Notes in Bank Audi’s Annual Report for 2016 say under the header Other Operating Income that the group derived $25.1 million in revenues from nonbanking activities, attributed to “Capital Banking Solutions Ltd., a subsidiary.” Another note to the Annual Report states CBS Ltd. to be a company with a registered office in the Dubai International Financial Center in which the group acquired an additional 33 percent share in September 2015, bringing the total ownership stake to 70.5 percent. According to Hanna, the corporate structure of CBS includes, under a Lebanese holding, offshore and onshore corporate units in Beirut, besides the Dubai unit, which was established for the handling of international billing.
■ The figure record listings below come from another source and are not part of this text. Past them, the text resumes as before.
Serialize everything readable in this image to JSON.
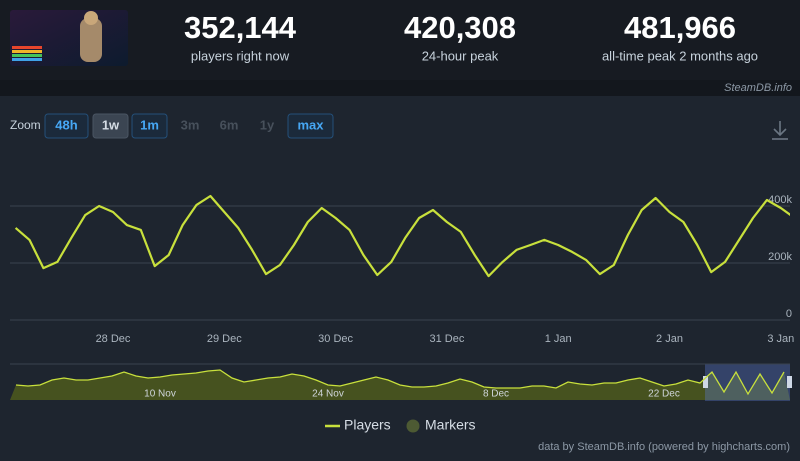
{
  "header": {
    "stats": [
      {
        "value": "352,144",
        "label": "players right now"
      },
      {
        "value": "420,308",
        "label": "24-hour peak"
      },
      {
        "value": "481,966",
        "label": "all-time peak 2 months ago"
      }
    ],
    "source": "SteamDB.info"
  },
  "zoom": {
    "label": "Zoom",
    "buttons": [
      {
        "label": "48h",
        "state": "enabled"
      },
      {
        "label": "1w",
        "state": "active"
      },
      {
        "label": "1m",
        "state": "enabled"
      },
      {
        "label": "3m",
        "state": "disabled"
      },
      {
        "label": "6m",
        "state": "disabled"
      },
      {
        "label": "1y",
        "state": "disabled"
      },
      {
        "label": "max",
        "state": "enabled"
      }
    ]
  },
  "chart_data": {
    "type": "line",
    "categories": [
      null,
      null,
      null,
      null,
      null,
      null,
      null,
      "28 Dec",
      null,
      null,
      null,
      null,
      null,
      null,
      null,
      "29 Dec",
      null,
      null,
      null,
      null,
      null,
      null,
      null,
      "30 Dec",
      null,
      null,
      null,
      null,
      null,
      null,
      null,
      "31 Dec",
      null,
      null,
      null,
      null,
      null,
      null,
      null,
      "1 Jan",
      null,
      null,
      null,
      null,
      null,
      null,
      null,
      "2 Jan",
      null,
      null,
      null,
      null,
      null,
      null,
      null,
      "3 Jan",
      null
    ],
    "series": [
      {
        "name": "Players",
        "color": "#c8e03c",
        "values": [
          323000,
          281000,
          182000,
          204000,
          288000,
          368000,
          400000,
          379000,
          333000,
          316000,
          189000,
          228000,
          333000,
          404000,
          435000,
          379000,
          323000,
          246000,
          161000,
          193000,
          263000,
          344000,
          393000,
          358000,
          316000,
          228000,
          158000,
          204000,
          288000,
          358000,
          386000,
          344000,
          309000,
          228000,
          154000,
          204000,
          246000,
          263000,
          281000,
          263000,
          239000,
          211000,
          161000,
          193000,
          298000,
          386000,
          428000,
          379000,
          344000,
          263000,
          168000,
          204000,
          281000,
          358000,
          421000,
          393000,
          358000
        ]
      }
    ],
    "markers": {
      "name": "Markers",
      "color": "#4d5a33"
    },
    "ylim": [
      0,
      600000
    ],
    "yticks": [
      {
        "value": 0,
        "label": "0"
      },
      {
        "value": 200000,
        "label": "200k"
      },
      {
        "value": 400000,
        "label": "400k"
      }
    ],
    "grid": true,
    "navigator": {
      "type": "area",
      "color": "#c8e03c",
      "fill": "#46521f",
      "ylim": [
        0,
        500000
      ],
      "categories": [
        null,
        null,
        null,
        null,
        null,
        null,
        null,
        null,
        null,
        null,
        null,
        null,
        "10 Nov",
        null,
        null,
        null,
        null,
        null,
        null,
        null,
        null,
        null,
        null,
        null,
        null,
        null,
        "24 Nov",
        null,
        null,
        null,
        null,
        null,
        null,
        null,
        null,
        null,
        null,
        null,
        null,
        null,
        "8 Dec",
        null,
        null,
        null,
        null,
        null,
        null,
        null,
        null,
        null,
        null,
        null,
        null,
        null,
        "22 Dec",
        null,
        null,
        null,
        null,
        null,
        null,
        null,
        null,
        null,
        null
      ],
      "values": [
        214000,
        200000,
        214000,
        286000,
        314000,
        286000,
        286000,
        314000,
        343000,
        400000,
        343000,
        314000,
        329000,
        357000,
        371000,
        386000,
        414000,
        429000,
        314000,
        257000,
        286000,
        314000,
        329000,
        371000,
        343000,
        286000,
        214000,
        200000,
        243000,
        286000,
        329000,
        286000,
        214000,
        186000,
        186000,
        200000,
        243000,
        300000,
        257000,
        186000,
        171000,
        171000,
        171000,
        200000,
        200000,
        171000,
        257000,
        229000,
        214000,
        243000,
        243000,
        286000,
        314000,
        257000,
        200000,
        229000,
        286000,
        243000,
        400000,
        114000,
        400000,
        86000,
        371000,
        100000,
        400000
      ]
    },
    "credit": "data by SteamDB.info (powered by highcharts.com)"
  }
}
A twofold rationale drove CBS to seek an injection of fresh capital from BTF II, which is a venture capital fund that confirms on its website that its funding is sourced from Lebanese banks under the terms of central bank Circular 331. This was, on one hand, the desire to create an extensive sales department in support of CBS’ global footprint. The other aim was to create new products, from investing into an Islamic banking module to developing its cloud-based services. According to Hanna, the state of the Islamic module is about 70 percent of where CBS wants to take it, but the company already achieved sales to banks in Iraq, and the migration to offering banking software as a service in the cloud context is progressing, besides which, he says, “We went crazy on digital; we have a great digital banking module and are now finalizing our mobile banking app.” While CBS wants “to stay as far away from Bitcoin as possible,” Hanna concedes that the company has tasked a very small team with investigating blockchain and probably creating a process using the distributed ledger concept. As the digital frontier of banking will not wait for the timid, it appears encouraging that a Lebanese software company is standing its ground in technology development markets that, by all rational expectations, will have great importance in the future of banking.